Kepala Daerah Belum Paham UNCLOS
Berita

Kepala Daerah Belum Paham UNCLOS

Kebijakan dan pengelolaan sumber daya laut jadi tumpang tindih.

ANT
Bacaan 2 Menit
Kepala Daerah Belum Paham UNCLOS
Hukumonline

Kementerian Kelautan dan Perikanan (KKP) mengimbau para kepala daerah memahami Konvensi Hukum Laut Internasional (United Nations Convention on The Law of The Sea - UNCLOS 1982). Pemahaman ini penting guna mengelola potensi sumberdaya kelautan.

Apalagi UNCLOS 1982 merupakan "konstitusi internasional" dalam domain maritim internasional.

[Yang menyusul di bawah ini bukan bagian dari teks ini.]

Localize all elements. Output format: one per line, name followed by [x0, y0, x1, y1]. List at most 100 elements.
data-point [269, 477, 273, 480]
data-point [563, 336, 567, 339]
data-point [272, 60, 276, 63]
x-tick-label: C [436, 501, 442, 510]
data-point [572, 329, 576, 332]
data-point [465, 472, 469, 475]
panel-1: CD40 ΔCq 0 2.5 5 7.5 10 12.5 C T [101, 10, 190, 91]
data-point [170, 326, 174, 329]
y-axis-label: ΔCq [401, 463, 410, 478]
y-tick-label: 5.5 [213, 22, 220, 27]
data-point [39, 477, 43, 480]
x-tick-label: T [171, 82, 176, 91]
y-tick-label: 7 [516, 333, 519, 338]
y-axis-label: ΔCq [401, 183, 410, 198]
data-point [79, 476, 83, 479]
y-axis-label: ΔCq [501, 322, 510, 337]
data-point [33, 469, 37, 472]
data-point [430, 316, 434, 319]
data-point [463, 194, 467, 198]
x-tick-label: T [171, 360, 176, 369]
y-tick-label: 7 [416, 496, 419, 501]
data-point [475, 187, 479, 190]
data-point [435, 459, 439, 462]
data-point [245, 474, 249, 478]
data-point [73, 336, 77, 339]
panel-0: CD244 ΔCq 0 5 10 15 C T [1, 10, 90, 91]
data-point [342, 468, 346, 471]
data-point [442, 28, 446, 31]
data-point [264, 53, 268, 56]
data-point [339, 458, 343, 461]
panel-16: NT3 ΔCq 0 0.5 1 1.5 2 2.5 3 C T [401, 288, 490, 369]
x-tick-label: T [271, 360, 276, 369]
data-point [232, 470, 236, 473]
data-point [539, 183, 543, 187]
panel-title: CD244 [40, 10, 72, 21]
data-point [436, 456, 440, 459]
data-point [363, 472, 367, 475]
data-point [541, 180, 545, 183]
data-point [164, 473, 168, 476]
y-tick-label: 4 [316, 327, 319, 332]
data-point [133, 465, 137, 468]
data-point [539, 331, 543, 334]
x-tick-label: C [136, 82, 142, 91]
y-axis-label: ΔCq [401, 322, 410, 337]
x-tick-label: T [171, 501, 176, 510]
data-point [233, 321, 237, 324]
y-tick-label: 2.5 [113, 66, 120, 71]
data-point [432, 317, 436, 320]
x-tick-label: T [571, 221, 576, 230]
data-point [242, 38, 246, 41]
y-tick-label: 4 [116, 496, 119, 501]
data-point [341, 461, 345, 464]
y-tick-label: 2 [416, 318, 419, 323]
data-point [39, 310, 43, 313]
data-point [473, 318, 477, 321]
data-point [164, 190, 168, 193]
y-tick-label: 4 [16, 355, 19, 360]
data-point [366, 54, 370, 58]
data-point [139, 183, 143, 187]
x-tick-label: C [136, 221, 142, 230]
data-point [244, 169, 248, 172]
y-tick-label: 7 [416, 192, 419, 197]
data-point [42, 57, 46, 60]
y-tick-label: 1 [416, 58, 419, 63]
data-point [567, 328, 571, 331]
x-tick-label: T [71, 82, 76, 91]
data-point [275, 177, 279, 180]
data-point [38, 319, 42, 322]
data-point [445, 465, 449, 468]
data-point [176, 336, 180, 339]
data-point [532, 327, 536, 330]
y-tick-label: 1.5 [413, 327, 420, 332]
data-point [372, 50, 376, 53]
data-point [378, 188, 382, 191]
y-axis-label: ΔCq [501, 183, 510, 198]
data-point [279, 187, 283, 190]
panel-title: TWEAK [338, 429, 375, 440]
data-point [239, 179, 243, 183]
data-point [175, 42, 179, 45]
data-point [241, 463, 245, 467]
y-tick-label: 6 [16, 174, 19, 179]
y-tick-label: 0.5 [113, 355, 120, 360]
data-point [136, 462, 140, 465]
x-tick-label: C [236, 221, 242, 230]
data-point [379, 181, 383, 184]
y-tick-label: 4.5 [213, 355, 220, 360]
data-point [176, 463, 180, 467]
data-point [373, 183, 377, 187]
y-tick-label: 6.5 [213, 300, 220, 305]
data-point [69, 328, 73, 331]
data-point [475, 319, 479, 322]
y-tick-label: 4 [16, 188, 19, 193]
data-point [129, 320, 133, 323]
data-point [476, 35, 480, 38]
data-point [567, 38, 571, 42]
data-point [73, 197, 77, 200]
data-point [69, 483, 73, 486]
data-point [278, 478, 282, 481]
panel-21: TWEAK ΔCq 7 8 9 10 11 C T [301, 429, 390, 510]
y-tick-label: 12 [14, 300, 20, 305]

Minimnya pemahaman kepala daerah akan UNCLOS 1982 menyebabkan tumpang tindih penerapan kebijakan dengan kewenangan pengelolaan potensi sumberdaya kelautan.

Demikian dikatakan Menteri Kelautan dan Perikanan Sharif C Sutardjo, ketika membuka acara sosialisasi UNCLOS 1982 dan penerapannya seperti dikutip dari siaran pers KKP. Acara ini diselenggarakan Dewan Kelautan Indonesia (DEKIN) dan berlangsung di Jakarta (24/10).

Sharif yang juga menjabat Ketua Harian DEKIN menegaskan, UNCLOS 1982 memberi rujukan bagi pemerintah daerah dalam mengambil kebijakan pembangunan kelautan. Konvensi ini secara jelas memberikan dasar hukum bagi negara maritim menentukan batasan lautan sampai Zona Ekonomi Eksklusif (ZEE) dan landas kontinen.

Dia sampaikan, sampai saat ini berkaitan dengan sektor maritim, ada beberapa hak dan kewajiban negara yang belum dilaksanakan. Diantaranya, penetapan batas wilayah dengan negara tetangga. Lalu, penetapan titik koordinat batas-batas wilayah dan pengelolaan sumberdaya alam laut yang terkandung di dalam laut teritorial, ZEE Indonesia dan landas kontinen.

"Saat ini ada 155 negara yang meratifikasi UNCLOS 1982, termasuk Indonesia dengan UU No. 17 Tahun 1985,” sambung menteri.

Pengesahan itu menjadikan Indonesia telah diakui oleh PBB sebagai negara kepulauan terbesar di dunia, imbuh Sharif. UNCLOS 1982 mempunyai arti penting bagi Indonesia. Apalagi, untuk pertama kalinya azas negara kepulauan yang selama 25 tahun diperjuangkan secara terus menerus oleh para tokoh terbaik bangsa, telah berhasil memperoleh pengakuan resmi dunia internasional.

Ditegaskan, KKP berupaya menerapkan UNCLOS 1982 dengan memadukan pengelolaan dan pemanfaatan sumber daya kelautan yang bersandar pada konsepsi ekonomi biru (Blue Economy). Konsep ini tetap diimplementasikan sebagai upaya menjaga daya dukung sumber daya kelautan secara optimal dan berkelanjutan.

Pembangunan kelautan dan perikanan dilakukan secara berimbang dan komprehensif antara pemanfaatan dengan pelestarian lingkungan. "Indonesia 70 persennya merupakan wilayah laut dan pesisir, sehingga perlu mengadopsi ekonomi biru untuk mendukung pembangunan industrialisasi kelautan dan perikanan secara berkelanjutan," jelasnya.

Pada kesempatan sama, Sekretaris DEKIN Deddy H Sutisna menambahkan, UNCLOS 1982 mengatur tentang hak dan kewajiban Indonesia sebagai negara kepulauan. Hal itu harus dilaksanakan secara konsisten dan konsekuen.

Oleh sebab itu, pemahaman UNCLOS 1982 penting bagi kepala daerah dan semua pemangku kepentingan. Agar kebijakan yang lahir tidak melanggar ketentuan hukum laut internasional.

Terbukti, baru-baru ini ada wacana beberapa daerah untuk membentuk provinsi kepulauan. Ternyata wacana tersebut bertentangan dengan UNCLOS 1982. "Ini merupakan pekerjaan rumah bagi kita untuk melaksanakan hak dan kewajiban yang diamanatkan UNCLOS 1982," tegas Deddy.